Member of the West Virginia House of Delegates
- Incumbent
- Assumed office December 1, 2020
- Preceded by: Amanda Estep-Burton; Andrew Robinson;
- Constituency: 35th district (2020-2022) 56th district (2022–present)

Personal details
- Born: July 12, 1988 (age 38)
- Party: Democratic
- Spouse: 1
- Children: 2
- Education: West Virginia University (BA, MS)

= Kayla Young =

American politician (born 1988)

Kayla Ann Young (born July 12, 1988) is an American politician serving as a member of the West Virginia House of Delegates from the 56th district. (Originally the 35th, a multi-member district) Elected in November 2020, she assumed office on December 1, 2020.

== Education ==
Young earned a Bachelor of Arts degree in interdisciplinary studies and a Master of Science in integrated marketing from West Virginia University.

== Career ==
Prior to entering politics, Young founded small businesses and non-profit organizations.
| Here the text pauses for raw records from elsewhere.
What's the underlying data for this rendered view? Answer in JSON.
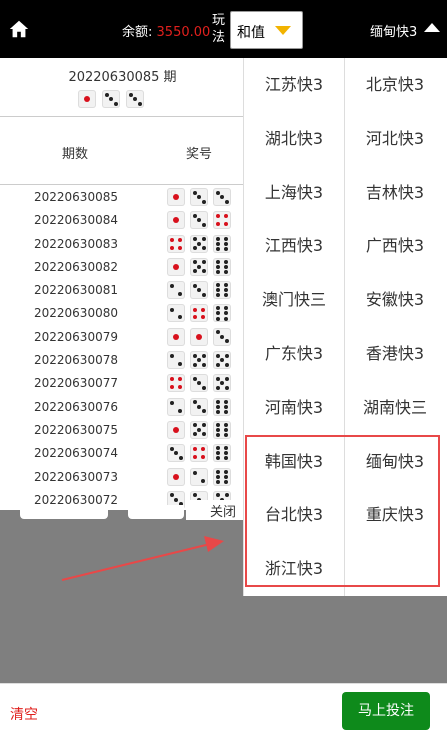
{
  "header": {
    "balance_label": "余额:",
    "balance_value": "3550.00",
    "play_label": "玩法",
    "play_value": "和值",
    "lottery_name": "缅甸快3"
  },
  "current": {
    "issue": "20220630085 期",
    "dice": [
      1,
      3,
      3
    ]
  },
  "history": {
    "col_issue": "期数",
    "col_number": "奖号",
    "rows": [
      {
        "issue": "20220630085",
        "dice": [
          1,
          3,
          3
        ]
      },
      {
        "issue": "20220630084",
        "dice": [
          1,
          3,
          4
        ]
      },
      {
        "issue": "20220630083",
        "dice": [
          4,
          5,
          6
        ]
      },
      {
        "issue": "20220630082",
        "dice": [
          1,
          5,
          6
        ]
      },
      {
        "issue": "20220630081",
        "dice": [
          2,
          3,
          6
        ]
      },
      {
        "issue": "20220630080",
        "dice": [
          2,
          4,
          6
        ]
      },
      {
        "issue": "20220630079",
        "dice": [
          1,
          1,
          3
        ]
      },
      {
        "issue": "20220630078",
        "dice": [
          2,
          5,
          5
        ]
      },
      {
        "issue": "20220630077",
        "dice": [
          4,
          3,
          5
        ]
      },
      {
        "issue": "20220630076",
        "dice": [
          2,
          3,
          6
        ]
      },
      {
        "issue": "20220630075",
        "dice": [
          1,
          5,
          6
        ]
      },
      {
        "issue": "20220630074",
        "dice": [
          3,
          4,
          6
        ]
      },
      {
        "issue": "20220630073",
        "dice": [
          1,
          2,
          6
        ]
      },
      {
        "issue": "20220630072",
        "dice": [
          3,
          3,
          5
        ]
      }
    ]
  },
  "close_label": "关闭",
  "lotteries": [
    "江苏快3",
    "北京快3",
    "湖北快3",
    "河北快3",
    "上海快3",
    "吉林快3",
    "江西快3",
    "广西快3",
    "澳门快三",
    "安徽快3",
    "广东快3",
    "香港快3",
    "河南快3",
    "湖南快三",
    "韩国快3",
    "缅甸快3",
    "台北快3",
    "重庆快3",
    "浙江快3"
  ],
  "footer": {
    "clear_label": "清空",
    "bet_label": "马上投注"
  },
  "colors": {
    "accent_red": "#e0201d",
    "bet_green": "#0e8a1b",
    "highlight_red": "#e84848",
    "play_arrow": "#f2b300"
  },
  "icons": {
    "home": "home-icon",
    "play_dropdown": "triangle-down-icon",
    "lottery_toggle": "triangle-up-icon"
  }
}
She also worked in government relations for the West Virginia Environmental Council. She was elected to the West Virginia House of Delegates in November 2020 and assumed office on December 1, 2020. She also served as the minority vice chair of the House Agriculture and Natural Resources Committee and House Small Business, Entrepreneurship, and Economic Development Committee. Currently she is the Minority Pro Tempore of the West Virginia House of Delegates.